BWI Avrupa Komitesi’nin Avrupa’ya göç üzerine müzakerelerin gerçekleştiği beşinci gündem maddesi, EFBWW Başkanı Dietmar Schafers ve BWI Avrupa Komitesi Başkanı Josef Muchitsch’in son notları ile geçildi. Schafers, “Mülteci krizinin aşılması için 28 AB üyesi ülkenin tamamı gereken adımları atmalıdır, ancak şunu görüyoruz ki tüm külfet yalnızca Türkiye ve Almanya tarafından omuzlanmaktadır” sözlerine yer verirken Muchitsch “Göçmenler tüm Avrupa ülkeleri arasında adil bir biçimde paylaşılmalı ve toplumlarımıza entegre edilmelidirler” dedi.
Komite toplantıları BWI Eğitim Sekreter Yardımcısı Jasmin Redzepovic’in enternasyonalin Avrupa faaliyetlerine ilişkin raporu sunumu ile devam etti. Raporda sendikamız tarafından yürütülen ve taşeron eliyle çalışan işçilerin kadroya geçmeleri ve toplu iş sözleşmemiz kapsamına alınmaları ile sonuçlanan örgütlenme kampanyamız, İstanbul’da yapımı süren üçüncü havalimanı ile TANAP projelerindeki örgütlülüğümüz, BWI ve sendikamız tarafından Türkiye’de gerçekleştirilen geniş çaplı projelere kredi sağlayan kuruluşlarla gerçekleştirdiğimiz müzakereler geniş yer tutmaktaydı.

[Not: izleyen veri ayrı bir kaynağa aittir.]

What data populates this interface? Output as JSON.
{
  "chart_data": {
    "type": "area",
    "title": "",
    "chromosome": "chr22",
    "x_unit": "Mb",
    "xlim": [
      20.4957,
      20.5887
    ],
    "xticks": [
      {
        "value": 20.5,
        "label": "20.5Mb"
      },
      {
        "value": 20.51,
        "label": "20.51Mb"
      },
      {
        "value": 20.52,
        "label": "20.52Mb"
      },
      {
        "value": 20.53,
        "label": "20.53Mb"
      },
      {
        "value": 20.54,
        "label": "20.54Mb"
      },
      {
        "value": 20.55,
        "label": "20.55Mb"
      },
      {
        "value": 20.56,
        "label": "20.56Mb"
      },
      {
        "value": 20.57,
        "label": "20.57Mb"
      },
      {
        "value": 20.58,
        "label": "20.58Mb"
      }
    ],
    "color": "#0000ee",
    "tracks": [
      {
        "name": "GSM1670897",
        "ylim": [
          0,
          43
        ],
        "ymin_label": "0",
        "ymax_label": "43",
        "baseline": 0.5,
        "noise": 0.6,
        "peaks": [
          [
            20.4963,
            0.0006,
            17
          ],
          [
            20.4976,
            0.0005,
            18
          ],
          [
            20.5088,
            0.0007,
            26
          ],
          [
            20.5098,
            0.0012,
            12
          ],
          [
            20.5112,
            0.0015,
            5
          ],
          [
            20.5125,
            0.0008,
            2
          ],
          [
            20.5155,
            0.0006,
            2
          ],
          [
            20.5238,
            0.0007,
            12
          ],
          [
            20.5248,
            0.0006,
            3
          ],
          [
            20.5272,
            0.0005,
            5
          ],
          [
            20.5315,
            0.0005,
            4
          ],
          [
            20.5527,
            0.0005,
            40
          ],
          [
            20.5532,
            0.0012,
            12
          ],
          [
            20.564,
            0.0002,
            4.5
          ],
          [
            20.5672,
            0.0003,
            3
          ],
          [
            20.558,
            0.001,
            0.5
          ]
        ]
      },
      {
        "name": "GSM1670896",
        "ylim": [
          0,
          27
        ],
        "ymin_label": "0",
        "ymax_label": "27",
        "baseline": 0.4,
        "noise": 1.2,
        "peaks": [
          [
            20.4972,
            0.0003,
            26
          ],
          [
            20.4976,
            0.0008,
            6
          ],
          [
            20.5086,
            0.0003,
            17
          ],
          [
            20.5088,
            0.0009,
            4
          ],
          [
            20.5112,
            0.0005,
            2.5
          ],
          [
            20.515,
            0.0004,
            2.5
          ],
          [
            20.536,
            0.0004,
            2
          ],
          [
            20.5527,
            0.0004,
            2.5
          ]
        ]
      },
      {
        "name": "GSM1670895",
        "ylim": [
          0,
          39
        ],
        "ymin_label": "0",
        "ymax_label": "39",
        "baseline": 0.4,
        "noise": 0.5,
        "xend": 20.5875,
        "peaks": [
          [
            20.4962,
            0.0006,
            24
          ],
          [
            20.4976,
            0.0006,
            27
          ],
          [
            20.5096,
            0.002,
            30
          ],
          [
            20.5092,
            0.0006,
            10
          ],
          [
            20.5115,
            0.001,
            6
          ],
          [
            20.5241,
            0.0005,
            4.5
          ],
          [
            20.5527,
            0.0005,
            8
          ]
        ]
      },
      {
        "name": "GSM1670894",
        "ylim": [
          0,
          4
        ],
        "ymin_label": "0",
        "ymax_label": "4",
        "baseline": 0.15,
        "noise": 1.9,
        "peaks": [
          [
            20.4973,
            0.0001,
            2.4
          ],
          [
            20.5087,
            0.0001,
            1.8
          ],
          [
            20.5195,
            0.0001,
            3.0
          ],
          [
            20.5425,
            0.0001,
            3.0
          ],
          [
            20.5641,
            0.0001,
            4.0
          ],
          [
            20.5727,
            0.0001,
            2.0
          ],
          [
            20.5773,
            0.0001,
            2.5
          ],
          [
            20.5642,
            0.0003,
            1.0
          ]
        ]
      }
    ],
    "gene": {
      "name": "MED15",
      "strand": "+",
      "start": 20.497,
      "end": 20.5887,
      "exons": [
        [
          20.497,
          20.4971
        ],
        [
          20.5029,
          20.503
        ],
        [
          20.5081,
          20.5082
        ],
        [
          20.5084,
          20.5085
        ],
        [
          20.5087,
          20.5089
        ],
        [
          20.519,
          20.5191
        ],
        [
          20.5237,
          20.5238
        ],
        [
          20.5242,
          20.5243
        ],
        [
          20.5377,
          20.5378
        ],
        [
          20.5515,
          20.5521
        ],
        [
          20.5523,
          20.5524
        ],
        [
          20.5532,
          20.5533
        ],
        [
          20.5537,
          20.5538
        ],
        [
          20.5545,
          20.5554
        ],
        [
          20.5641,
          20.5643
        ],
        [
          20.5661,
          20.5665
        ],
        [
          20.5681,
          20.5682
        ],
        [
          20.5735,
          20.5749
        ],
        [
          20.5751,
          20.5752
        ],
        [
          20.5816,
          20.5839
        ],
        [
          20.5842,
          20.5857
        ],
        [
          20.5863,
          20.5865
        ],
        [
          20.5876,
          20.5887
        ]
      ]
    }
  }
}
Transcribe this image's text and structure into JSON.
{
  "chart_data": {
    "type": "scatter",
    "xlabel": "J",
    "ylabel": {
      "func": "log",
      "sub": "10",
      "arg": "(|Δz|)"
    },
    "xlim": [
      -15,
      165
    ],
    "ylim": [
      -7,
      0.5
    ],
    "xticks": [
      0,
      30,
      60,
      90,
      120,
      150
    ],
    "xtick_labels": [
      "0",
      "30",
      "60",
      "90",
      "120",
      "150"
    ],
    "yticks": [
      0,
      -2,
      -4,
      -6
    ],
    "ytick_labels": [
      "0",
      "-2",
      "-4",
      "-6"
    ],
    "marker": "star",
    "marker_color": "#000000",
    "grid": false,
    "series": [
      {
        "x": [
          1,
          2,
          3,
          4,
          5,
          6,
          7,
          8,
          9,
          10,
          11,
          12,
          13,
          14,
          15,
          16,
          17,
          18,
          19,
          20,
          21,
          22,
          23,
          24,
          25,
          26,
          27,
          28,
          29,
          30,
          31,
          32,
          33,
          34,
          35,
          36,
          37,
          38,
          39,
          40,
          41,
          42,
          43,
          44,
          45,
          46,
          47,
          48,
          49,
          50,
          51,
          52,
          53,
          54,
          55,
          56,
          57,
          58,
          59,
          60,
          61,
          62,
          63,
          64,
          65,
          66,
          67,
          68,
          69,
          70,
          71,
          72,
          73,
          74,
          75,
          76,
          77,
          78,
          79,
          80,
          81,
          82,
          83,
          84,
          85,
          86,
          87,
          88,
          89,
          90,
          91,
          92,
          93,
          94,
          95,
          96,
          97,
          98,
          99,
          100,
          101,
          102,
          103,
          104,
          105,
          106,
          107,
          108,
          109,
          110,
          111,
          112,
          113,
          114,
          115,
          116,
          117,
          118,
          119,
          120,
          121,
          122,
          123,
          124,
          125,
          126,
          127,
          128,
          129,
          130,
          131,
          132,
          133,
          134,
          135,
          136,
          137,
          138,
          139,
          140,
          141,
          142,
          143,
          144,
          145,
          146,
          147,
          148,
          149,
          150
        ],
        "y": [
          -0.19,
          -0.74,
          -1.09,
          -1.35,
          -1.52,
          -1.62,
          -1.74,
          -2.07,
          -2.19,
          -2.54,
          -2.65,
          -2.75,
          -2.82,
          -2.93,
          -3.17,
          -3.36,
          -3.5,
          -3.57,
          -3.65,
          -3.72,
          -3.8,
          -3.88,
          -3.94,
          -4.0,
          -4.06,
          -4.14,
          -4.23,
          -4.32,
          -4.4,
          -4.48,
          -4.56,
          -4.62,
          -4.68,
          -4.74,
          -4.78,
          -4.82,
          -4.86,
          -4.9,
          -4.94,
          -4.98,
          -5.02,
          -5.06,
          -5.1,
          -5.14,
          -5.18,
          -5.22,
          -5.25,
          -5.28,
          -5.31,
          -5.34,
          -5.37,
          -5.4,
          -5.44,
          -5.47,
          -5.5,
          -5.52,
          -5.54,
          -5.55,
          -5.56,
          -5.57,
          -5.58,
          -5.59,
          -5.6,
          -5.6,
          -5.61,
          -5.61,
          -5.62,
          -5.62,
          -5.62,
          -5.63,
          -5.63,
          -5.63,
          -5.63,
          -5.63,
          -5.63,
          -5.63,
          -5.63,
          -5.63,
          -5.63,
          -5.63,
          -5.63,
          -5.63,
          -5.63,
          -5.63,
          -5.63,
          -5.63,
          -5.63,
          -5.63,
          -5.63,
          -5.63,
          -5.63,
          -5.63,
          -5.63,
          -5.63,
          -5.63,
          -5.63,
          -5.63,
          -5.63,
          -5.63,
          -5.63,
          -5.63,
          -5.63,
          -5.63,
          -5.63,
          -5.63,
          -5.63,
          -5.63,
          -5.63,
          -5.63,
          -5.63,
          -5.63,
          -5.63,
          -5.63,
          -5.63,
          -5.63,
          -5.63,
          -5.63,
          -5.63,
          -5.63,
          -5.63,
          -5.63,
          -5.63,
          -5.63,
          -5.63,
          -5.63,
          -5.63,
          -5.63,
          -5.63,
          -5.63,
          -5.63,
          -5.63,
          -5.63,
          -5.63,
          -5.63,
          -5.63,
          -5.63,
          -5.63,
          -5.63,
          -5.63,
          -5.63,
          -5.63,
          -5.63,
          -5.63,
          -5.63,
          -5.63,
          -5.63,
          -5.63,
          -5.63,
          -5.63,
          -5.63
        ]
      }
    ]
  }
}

BWI Avrupa Komitesi 2016 yılı birleşimi Avrupa Kadın Komitesi toplantısı raporunun sunumu ve onanması, BWI Genel Sekreteri Ambet Yuson’un 2017 yılında gerçekleşecek BWI Dünya Kongresi hazırlıklarına ilişkin güncel bilgileri aktarması ve Moldova ile Hırvatistan’dan iki sendikanın BWI üyeliğine kabulünün oybirliği ile kararlaştırılması ardından sona erdi.